La década de la infamia

La era Feijóo ha supuesto 11 largos años de sufrimiento, explotación y miseria para la clase trabajadora gallega. La caricatura de autonomismo moderado y amable no es suficiente para ocultar todos los atrasos llevados a cabo, que han mermado fuertemente la popularidad de Feijóo con respecto a pasadas elecciones. 

Galiza presenta desde hace más de 30 años un saldo vegetativo negativo, con más defunciones que nacimientos.

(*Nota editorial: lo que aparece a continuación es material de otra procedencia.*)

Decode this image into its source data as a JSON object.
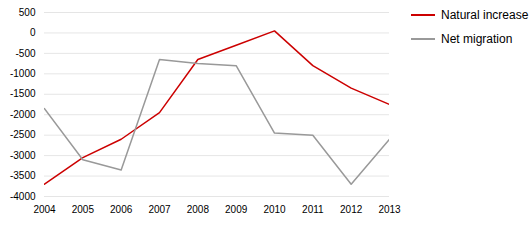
{
  "chart_data": {
    "type": "line",
    "x": [
      2004,
      2005,
      2006,
      2007,
      2008,
      2009,
      2010,
      2011,
      2012,
      2013
    ],
    "series": [
      {
        "name": "Natural increase",
        "color": "#cc0000",
        "values": [
          -3700,
          -3050,
          -2600,
          -1950,
          -650,
          -300,
          50,
          -800,
          -1350,
          -1750
        ]
      },
      {
        "name": "Net migration",
        "color": "#999999",
        "values": [
          -1850,
          -3100,
          -3350,
          -650,
          -750,
          -800,
          -2450,
          -2500,
          -3700,
          -2600
        ]
      }
    ],
    "xlim": [
      2004,
      2013
    ],
    "xticks": [
      2004,
      2005,
      2006,
      2007,
      2008,
      2009,
      2010,
      2011,
      2012,
      2013
    ],
    "ylim": [
      -4000,
      500
    ],
    "yticks": [
      500,
      0,
      -500,
      -1000,
      -1500,
      -2000,
      -2500,
      -3000,
      -3500,
      -4000
    ],
    "grid": true,
    "legend": "right"
  }
}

Las últimas políticas demográficas de la Xunta no han servido de nada para atajar este escandaloso problema estructural, fruto de la enorme precariedad del mercado laboral. Según Nós diario, Galiza cuadriplica la media estatal de contratos temporales, con una clara tendencia al pluriempleo. Sólo en esta última década, 80.000 jóvenes abandonaron el país. 

El desmantelamiento de la industria y del empleo estable que proporcionaba continúa a marchas forzadas, acelerado ahora por la crisis económica provocada por la pandemia. Alcoa, Endesa, Factorías Vulcano, Barreras, Meirama… son las últimas cuentas del rosario de cierres industriales que asolan Galiza y que la Xunta no ha hecho nada por evitar. 

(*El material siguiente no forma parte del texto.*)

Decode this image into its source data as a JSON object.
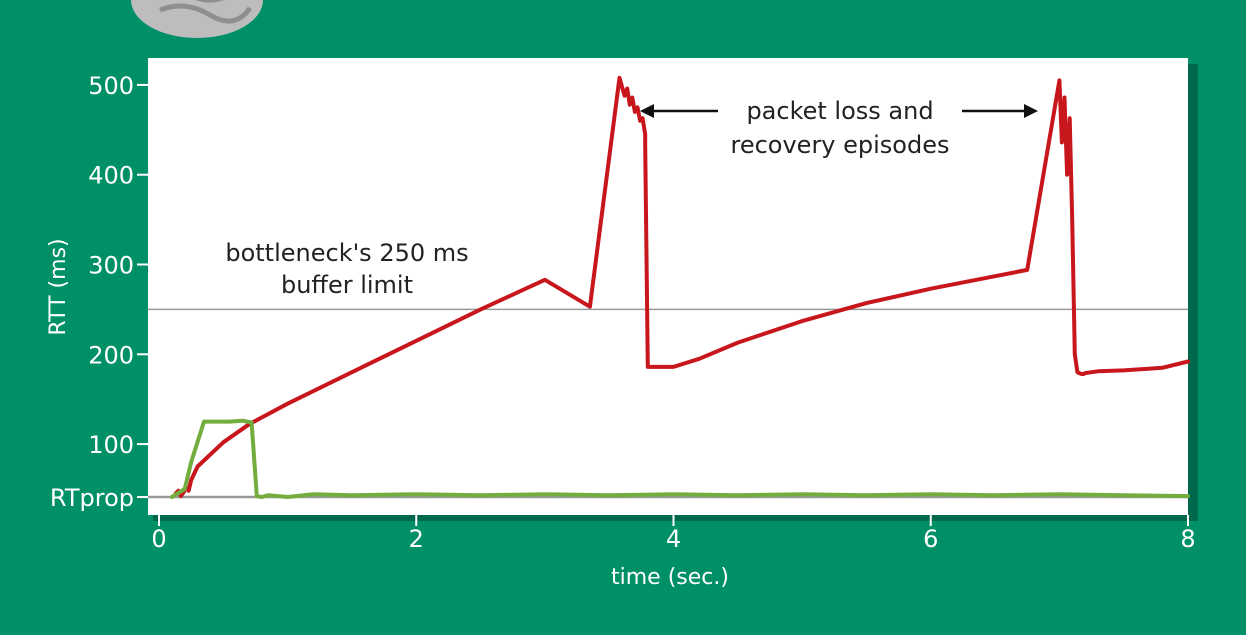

Sin embargo, donde más ha calado la experta mano privatizadora de Feijóo ha sido en la sanidad pública. La sobrecarga de la Atención Primaria gallega, que ha sufrido un recorte del 21%, ya era conocida antes de la pandemia. Miles de profesionales llevan años encadenando contratos eventuales cada vez más precarios. Otro gobierno del PPdeG llevaría al Sergas al borde de su privatización absoluta.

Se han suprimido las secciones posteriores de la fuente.